AJR  Drop Cap
From AJR,   June/July 2005

Spreading the Muse   

By Rachael Jackson
Jackson is a former AJR editorial assistant.     


Newspapers that want to add a little more soul to their pages might look in the heart of Nebraska. There, a small-town man with a knack for words has an easy answer: poetry.

Ted Kooser, poet laureate of the United States and a professor at the University of Nebraska-Lincoln, launched a free poetry column at the end of March. So far, 80 papers have signed up for the column, called "American Life in Poetry." Each week Kooser, who won a Pulitzer Prize this year for his own poetry, selects a short, modern and accessible work for dissemination to the masses.

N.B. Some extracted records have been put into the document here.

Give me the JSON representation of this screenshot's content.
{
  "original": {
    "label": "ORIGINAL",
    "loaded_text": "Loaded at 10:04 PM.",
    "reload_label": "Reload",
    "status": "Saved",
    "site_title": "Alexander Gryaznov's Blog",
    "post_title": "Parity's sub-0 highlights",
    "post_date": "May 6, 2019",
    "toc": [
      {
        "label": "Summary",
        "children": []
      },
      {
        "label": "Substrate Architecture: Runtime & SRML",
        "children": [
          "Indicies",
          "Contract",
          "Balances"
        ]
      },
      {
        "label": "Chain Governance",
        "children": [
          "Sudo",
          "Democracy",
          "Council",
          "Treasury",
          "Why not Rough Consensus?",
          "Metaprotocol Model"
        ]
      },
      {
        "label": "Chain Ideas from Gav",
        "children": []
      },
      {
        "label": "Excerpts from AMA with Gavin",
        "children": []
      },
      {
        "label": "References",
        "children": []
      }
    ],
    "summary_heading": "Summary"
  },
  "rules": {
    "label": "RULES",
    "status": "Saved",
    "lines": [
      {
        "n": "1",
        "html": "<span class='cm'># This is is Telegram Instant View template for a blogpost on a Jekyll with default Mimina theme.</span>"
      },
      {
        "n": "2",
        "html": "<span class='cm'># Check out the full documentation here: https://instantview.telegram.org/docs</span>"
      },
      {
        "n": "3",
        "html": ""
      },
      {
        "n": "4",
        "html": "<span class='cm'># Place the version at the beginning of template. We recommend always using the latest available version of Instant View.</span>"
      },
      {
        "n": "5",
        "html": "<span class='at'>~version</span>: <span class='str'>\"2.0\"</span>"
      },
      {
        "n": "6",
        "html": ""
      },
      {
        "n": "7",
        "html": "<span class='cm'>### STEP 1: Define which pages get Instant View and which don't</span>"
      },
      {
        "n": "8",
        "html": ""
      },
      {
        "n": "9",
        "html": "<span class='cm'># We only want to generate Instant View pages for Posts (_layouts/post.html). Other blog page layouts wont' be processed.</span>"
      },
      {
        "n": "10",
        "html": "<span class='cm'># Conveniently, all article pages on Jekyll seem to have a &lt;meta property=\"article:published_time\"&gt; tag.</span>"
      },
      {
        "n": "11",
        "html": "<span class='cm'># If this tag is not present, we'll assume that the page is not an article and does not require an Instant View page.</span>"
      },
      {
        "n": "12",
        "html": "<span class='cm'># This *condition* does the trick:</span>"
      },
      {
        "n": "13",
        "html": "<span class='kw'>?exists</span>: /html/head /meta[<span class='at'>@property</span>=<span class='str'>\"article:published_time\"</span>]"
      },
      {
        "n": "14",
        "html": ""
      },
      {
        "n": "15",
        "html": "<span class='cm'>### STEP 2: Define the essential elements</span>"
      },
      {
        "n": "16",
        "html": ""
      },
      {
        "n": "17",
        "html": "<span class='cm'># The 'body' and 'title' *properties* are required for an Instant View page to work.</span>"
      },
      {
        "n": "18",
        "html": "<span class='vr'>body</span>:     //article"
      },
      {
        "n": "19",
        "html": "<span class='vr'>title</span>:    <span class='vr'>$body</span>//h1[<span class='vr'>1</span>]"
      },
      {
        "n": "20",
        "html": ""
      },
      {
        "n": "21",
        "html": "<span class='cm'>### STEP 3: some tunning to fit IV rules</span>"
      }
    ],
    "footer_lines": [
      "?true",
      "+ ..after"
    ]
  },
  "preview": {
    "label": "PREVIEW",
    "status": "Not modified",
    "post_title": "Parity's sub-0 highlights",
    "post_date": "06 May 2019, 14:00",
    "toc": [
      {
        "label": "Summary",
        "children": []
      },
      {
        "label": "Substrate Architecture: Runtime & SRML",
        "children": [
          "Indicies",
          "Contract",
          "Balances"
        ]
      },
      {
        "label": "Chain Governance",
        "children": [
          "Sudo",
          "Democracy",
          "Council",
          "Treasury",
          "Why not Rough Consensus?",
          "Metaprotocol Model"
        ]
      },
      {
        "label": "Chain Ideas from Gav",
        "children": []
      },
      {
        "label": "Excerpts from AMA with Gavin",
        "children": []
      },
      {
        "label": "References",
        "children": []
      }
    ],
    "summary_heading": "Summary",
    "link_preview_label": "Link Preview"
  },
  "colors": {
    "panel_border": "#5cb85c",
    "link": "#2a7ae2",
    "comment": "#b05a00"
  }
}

"I want poems that people might smile at and others that they'll feel moved by and so on," he says. But Kooser, whose wife is editor of the Lincoln Journal Star and whose son works at the News-Gazette in Champaign, Illinois, understands newspapers; he keeps the column six to eight inches long. "I've tried to keep this small and short so it doesn't take up too much newshole," he adds.

For editors worried that they're boring readers with too much news about government and war, poetry could be a new way to energize their content.

Papers from the Roanoke Times in Virginia to the Detroit Metro Times, an alternative weekly, are running the stanzas, couplets and verses. According to the Chicago-based Poetry Foundation, which is sponsoring the column, enrolled papers have a combined circulation that exceeds 8 million. The foundation has not confirmed that all papers are actually printing the column every week.

Deb Holland, features editor at the Rapid City Journal in South Dakota, runs the column in her paper's Sunday Life and Style section as a counterpart to "Poets Corner," a column that features the work of local muses. The local poetry became more popular after September 11, and Holland says she knew readers would appreciate Kooser's work, especially because of the style of poems that he selects. "It's those raw, everyday feelings that somebody has put down in words," she says.

Poetry was a standard part of newspapers until the early 20th century, Kooser says. Readers would clip and memorize poems that moved them. While he's not sure that his column alone could revive that tradition, he says it's a start. "I think maybe this would promise that newspapers might take it a little more seriously," he says.

The Poetry Foundation is spending $50,000 this year to start the program; two graduate assistants were hired to assist Kooser. Stephen Young, program director at the foundation, says the poems Kooser selects can have a viable, important place in newspapers. "They're not puzzles. They're not nuts to crack," he says of the poems. "There's something immediately to be gained."